By the way rfgdxm, care to finally tell us how you know that $200/month is enough to run this board when you don’t know how much bandwidth and how many page views the board has? I don’t know about the others, but I’m still waiting.
My guess is was more the Reader than the listed admins here who made the decisions.
http://boards.straightdope.com/sdmb/showpost.php?p=6499218&postcount=2
Note in this post TubaDiva states whe doesn’t even know who paid what, and thus what actual revenues are. And the admins say they don’t know the server specs, or hosting costs. The only people who really know are those running things at the Reader, and they aren’t talking.
Reasonable inference based on what is known. The number of users is known, and also the typical page size. It isn’t that there are huge binary files available to download that could mean possible huge GBs consumed by one user.
On this board you will have to do better than that. Put forward you estimate of bandwidth, follow up with a cite on how much that amount of bandwidth would normally cost, reasonable levels of support included. I’m not asking to mock you, I’m actually genuinely interested.
(btw, I haven’t read your other link yet)
Scrap that, your link points to page one of this thread. It doesn’t say what you claim it says at all. It’s a reply from an SDMB administrator saying she personally doesn’t know ‘who paid what’ because ‘it’s not my department’. That was a new low in this thread.
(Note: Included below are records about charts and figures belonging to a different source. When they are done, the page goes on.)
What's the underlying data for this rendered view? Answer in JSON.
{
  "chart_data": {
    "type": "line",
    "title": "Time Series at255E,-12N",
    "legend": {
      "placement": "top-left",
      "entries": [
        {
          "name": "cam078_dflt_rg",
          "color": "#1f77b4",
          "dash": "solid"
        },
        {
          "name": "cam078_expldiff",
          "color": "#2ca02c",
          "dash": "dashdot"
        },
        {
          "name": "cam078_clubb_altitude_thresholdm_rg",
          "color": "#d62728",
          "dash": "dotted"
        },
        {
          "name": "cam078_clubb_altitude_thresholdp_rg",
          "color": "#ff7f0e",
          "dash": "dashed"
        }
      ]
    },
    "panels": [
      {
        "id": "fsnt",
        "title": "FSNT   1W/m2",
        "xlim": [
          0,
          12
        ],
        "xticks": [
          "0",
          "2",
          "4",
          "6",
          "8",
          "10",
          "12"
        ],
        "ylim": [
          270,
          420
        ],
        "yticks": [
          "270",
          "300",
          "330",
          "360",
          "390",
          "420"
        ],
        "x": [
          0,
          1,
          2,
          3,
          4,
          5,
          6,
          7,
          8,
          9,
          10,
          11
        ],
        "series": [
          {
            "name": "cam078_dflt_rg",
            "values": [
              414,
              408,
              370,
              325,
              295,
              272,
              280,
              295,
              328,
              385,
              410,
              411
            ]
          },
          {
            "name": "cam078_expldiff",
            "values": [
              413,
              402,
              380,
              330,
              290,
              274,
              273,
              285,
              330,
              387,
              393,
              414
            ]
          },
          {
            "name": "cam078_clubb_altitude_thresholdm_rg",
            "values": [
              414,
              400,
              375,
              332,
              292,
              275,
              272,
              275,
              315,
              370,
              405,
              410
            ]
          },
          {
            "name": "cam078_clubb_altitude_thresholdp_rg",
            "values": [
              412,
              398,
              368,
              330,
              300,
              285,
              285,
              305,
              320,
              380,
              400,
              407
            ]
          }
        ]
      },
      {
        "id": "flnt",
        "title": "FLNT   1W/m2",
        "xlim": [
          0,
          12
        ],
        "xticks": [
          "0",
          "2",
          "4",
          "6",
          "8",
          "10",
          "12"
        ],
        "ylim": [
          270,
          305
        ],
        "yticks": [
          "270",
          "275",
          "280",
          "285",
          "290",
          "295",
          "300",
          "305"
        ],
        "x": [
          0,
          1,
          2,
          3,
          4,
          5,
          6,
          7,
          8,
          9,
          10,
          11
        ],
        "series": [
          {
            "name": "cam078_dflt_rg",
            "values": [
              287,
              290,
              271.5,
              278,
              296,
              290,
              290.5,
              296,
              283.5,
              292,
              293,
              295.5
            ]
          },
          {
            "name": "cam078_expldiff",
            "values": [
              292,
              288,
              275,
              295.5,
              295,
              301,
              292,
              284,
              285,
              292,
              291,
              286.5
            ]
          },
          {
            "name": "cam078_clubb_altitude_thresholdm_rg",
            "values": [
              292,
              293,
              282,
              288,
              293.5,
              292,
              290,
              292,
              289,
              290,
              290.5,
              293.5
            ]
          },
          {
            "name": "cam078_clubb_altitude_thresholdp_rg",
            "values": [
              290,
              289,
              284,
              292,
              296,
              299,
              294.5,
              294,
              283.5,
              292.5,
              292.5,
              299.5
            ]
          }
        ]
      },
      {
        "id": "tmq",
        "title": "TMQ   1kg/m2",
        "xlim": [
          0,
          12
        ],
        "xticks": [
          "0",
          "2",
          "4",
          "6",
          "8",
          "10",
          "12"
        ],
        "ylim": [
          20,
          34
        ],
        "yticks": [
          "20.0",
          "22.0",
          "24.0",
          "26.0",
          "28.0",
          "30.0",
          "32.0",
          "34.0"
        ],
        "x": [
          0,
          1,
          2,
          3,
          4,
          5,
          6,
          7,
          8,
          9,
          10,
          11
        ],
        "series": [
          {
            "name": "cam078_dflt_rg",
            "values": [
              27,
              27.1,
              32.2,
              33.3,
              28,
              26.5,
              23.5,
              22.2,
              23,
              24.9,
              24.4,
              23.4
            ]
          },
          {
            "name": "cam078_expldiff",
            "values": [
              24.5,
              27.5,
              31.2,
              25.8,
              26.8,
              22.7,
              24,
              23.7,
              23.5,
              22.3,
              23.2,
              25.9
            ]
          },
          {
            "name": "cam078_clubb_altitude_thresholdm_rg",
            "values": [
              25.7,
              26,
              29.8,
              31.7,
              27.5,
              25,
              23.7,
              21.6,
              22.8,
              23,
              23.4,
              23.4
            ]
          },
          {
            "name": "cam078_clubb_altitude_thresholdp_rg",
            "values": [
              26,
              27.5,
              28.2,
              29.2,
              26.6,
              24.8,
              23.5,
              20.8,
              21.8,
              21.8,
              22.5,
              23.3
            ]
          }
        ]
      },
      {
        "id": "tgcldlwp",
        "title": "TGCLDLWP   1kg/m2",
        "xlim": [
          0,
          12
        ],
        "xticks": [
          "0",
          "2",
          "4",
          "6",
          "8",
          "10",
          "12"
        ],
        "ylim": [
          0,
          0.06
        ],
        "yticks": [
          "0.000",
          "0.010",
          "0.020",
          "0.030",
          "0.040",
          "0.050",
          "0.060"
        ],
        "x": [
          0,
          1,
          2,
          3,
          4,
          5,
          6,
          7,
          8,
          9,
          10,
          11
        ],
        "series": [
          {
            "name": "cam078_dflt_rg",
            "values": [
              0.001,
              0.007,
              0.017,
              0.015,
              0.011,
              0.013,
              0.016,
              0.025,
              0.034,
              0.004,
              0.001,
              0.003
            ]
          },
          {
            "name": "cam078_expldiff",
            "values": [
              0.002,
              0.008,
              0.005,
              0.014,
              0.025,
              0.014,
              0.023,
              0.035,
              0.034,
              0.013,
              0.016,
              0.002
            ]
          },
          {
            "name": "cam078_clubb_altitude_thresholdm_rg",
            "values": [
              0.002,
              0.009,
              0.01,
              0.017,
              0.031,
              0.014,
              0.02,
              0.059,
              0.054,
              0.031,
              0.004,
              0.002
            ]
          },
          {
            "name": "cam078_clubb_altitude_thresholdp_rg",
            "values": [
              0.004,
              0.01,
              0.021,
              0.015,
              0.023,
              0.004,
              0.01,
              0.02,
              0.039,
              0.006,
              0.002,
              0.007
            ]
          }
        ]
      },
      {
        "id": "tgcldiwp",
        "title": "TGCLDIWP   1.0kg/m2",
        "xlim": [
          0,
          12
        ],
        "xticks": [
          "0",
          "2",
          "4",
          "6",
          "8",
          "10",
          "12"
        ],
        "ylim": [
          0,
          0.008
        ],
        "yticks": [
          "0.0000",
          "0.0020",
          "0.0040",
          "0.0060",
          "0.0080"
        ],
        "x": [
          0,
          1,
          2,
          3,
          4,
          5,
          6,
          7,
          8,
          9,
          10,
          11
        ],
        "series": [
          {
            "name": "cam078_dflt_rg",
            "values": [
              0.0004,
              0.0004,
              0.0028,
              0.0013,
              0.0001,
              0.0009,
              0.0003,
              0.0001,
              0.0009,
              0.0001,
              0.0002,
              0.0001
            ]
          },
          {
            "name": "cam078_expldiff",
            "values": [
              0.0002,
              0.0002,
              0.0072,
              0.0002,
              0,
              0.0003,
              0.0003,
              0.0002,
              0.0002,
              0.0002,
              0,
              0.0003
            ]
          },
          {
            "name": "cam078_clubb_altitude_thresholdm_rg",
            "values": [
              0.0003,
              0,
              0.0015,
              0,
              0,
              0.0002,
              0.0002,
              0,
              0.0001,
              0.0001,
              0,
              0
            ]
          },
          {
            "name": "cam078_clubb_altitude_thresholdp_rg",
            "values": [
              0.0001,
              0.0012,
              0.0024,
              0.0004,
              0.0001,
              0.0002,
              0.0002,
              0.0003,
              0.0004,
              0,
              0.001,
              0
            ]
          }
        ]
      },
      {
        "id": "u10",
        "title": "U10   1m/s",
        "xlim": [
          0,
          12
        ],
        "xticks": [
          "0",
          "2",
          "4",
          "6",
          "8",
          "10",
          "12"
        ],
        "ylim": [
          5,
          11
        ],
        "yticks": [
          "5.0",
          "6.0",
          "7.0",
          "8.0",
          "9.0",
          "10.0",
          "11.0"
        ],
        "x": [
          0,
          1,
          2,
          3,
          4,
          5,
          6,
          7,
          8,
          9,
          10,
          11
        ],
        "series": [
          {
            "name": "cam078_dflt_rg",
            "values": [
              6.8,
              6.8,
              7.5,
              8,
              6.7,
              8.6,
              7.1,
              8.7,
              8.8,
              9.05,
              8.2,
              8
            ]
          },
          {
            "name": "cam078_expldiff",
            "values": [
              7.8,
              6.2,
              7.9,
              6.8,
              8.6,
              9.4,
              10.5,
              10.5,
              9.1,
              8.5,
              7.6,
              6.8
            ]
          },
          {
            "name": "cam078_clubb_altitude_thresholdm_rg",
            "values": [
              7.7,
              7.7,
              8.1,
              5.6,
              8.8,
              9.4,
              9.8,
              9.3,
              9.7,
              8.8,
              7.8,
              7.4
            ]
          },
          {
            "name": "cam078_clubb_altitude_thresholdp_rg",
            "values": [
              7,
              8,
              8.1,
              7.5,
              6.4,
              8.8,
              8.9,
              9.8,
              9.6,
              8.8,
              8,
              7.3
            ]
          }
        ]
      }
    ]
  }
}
http://servers.aplus.net/premium.html
Dual Intel Xeon D 2.8 GHz, 800 MHz FSB with HyperThreading
1024 MB Dual Channel DDR400 ECC RAM (upgrades up to 4GB available)
120 GB hard drive (upgrades up to dual 250 GB available)
1000 GB Bandwidth included (Non-Cogent)
Free Managed Services
$199 a month
Would you consider this adequate for the needs of the SDMB? If not, cite why, and what specs would be required.
rfgdxm, that certainly seems to compare well with the hotdogger site’s server Shalmanese linked to in my amateur eye. From reading his link it looks like “Overclockers Australia” require a lot more power than the SDMB, as well. Wouldn’t be surprised considering their name, heh.
Oops, meant to include link to Shalmanese’s post, two pages back.